In our last post, we discussed how heavy of a sentence probation can be. Though a person on probation has more freedom than those behind bars, this form of criminal sentence can impose a heavy, expensive burden, and result in the defendant being sent to jail anyway, sometimes for months, at a judge’s discretion.
That is what happened to the woman we talked about in our previous post. We will now pick up with her story after being sentenced to probation for a first-time DUI conviction, based on a New York Times article.
As a result of having her driver’s license suspended, the woman lost her job, but was able to find a new, lower-paying job. She completed alcohol counseling, attended Alcoholics Anonymous meetings and met with her probation officer as ordered. Everything seemed fine, more or less.
Then the woman’s apartment became infested with mice. She made arrangements to move into another unit in her building and wrote the judge monitoring her case to inform him she was moving “just around the corner from where I am now.”
Then the woman ended up not moving apartments after all. But the judge rejected the request, and issued a summons to a probation violation hearing. It took more than three months and five hearings to clear up the misunderstanding.
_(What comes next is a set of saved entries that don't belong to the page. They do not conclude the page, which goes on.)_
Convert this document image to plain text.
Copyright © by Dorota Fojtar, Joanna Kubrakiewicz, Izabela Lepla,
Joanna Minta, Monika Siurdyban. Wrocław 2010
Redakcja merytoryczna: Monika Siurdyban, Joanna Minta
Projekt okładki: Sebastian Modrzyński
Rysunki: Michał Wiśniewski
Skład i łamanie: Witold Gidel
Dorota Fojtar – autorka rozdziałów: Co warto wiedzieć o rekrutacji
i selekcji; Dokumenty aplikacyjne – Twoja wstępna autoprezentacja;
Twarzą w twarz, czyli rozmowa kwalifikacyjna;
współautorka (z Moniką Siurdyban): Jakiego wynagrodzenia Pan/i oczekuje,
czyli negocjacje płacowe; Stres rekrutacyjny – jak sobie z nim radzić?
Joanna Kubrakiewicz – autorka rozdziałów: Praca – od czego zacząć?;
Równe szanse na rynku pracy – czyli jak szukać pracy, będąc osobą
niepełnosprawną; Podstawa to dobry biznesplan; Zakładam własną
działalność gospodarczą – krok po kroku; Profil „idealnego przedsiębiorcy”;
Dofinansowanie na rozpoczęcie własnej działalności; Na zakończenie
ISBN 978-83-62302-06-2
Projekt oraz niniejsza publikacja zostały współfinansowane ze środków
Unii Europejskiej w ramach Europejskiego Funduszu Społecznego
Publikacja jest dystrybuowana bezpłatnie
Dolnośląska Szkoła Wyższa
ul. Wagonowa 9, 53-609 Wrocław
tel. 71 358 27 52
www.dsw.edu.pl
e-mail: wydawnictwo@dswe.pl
Later, when the woman lost track of AA attendance slips, her probation officer reported her to the judge. The judge issued an arrest warrant and set $2,000 bond ahead of time, ensuring the woman could not use a bail bondsman. The woman surrendered a month later. She wound up spending 34 days in a jail notorious for filthy conditions and forcing inmates to wash their underwear in sinks and mop buckets.
Finally, she had the chance to see the judge again, who released her but told her she had a drinking problem and reimposed the DUI conviction. The conviction suspended her license a further six months, though the woman was never informed by the state.
Our point is, probation can be a fairly harsh sentence, depending on the circumstances.